Question

The equation of the common tangent touching the circle (x-3)^2 + y^2 = 9 and the parabola y^2 = 4x above the x axis.

Answer 1

Let us find the tangent to the parabola \( y = 2 \sqrt x\) at a point \( (m, 2\sqrt m)\) then determine m so this tangent is also tangent to the circle

Answer 2

It is easy to find it using the slope and a point, you get
\[
g(x)=\frac{m+x}{\sqrt{m}}
\]

Answer 3

Now substitute the point (x,g(x)) in the circle to find the point of intersections of the tangent and the circle, you get
\[
\left(\frac{m+x}{\sqrt{m}}\right)^2+(x-3)^2-9=\\\frac{x
^2}{m}+m+x^2-4 x=\\\left(\frac{1}{m}+1\right)
x^2-4 x + m=0
\]

Answer 4

Now
\[
\left(\frac{1}{m}+1\right)
x^2-4 x + m=0
\]
is a quadratic in x.

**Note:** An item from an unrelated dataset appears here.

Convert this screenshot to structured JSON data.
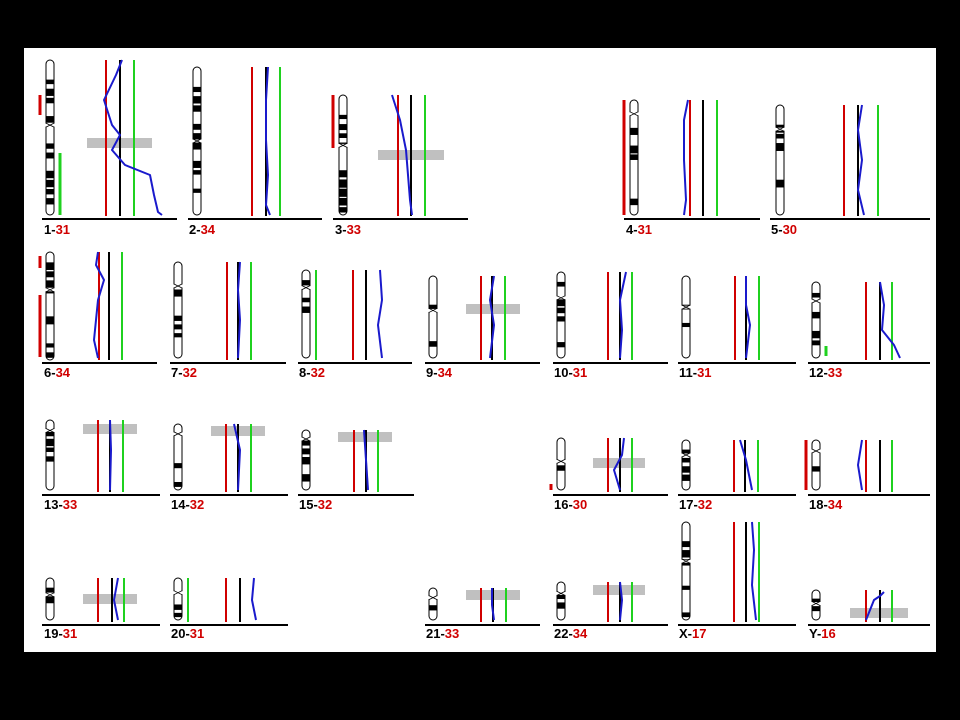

To be tangent, we need the two roots to be equal, so we need
\[b^2-4 a c=0=16-4 \left(\frac{1}{m}+1\right) m=12-4
m=0
\]
Hence m=3

Answer 5

Finally the equation of the tangent is
\[
g(x)=\frac{m+x}{\sqrt{m}}=\frac{3+x}{\sqrt{3}}
\]

Answer 6

In the attached graph the red line is the common tangent and the blue graph is that of the
parabola. @satellite73 @experimentX @ganeshie8

Answer 7

May be the people, I tagged above can do it in an easier way.

Answer 8

Your answer is correct. But what's wrong with my method?When I equate and square the second terms of both. Why doesn't that give the correct ans?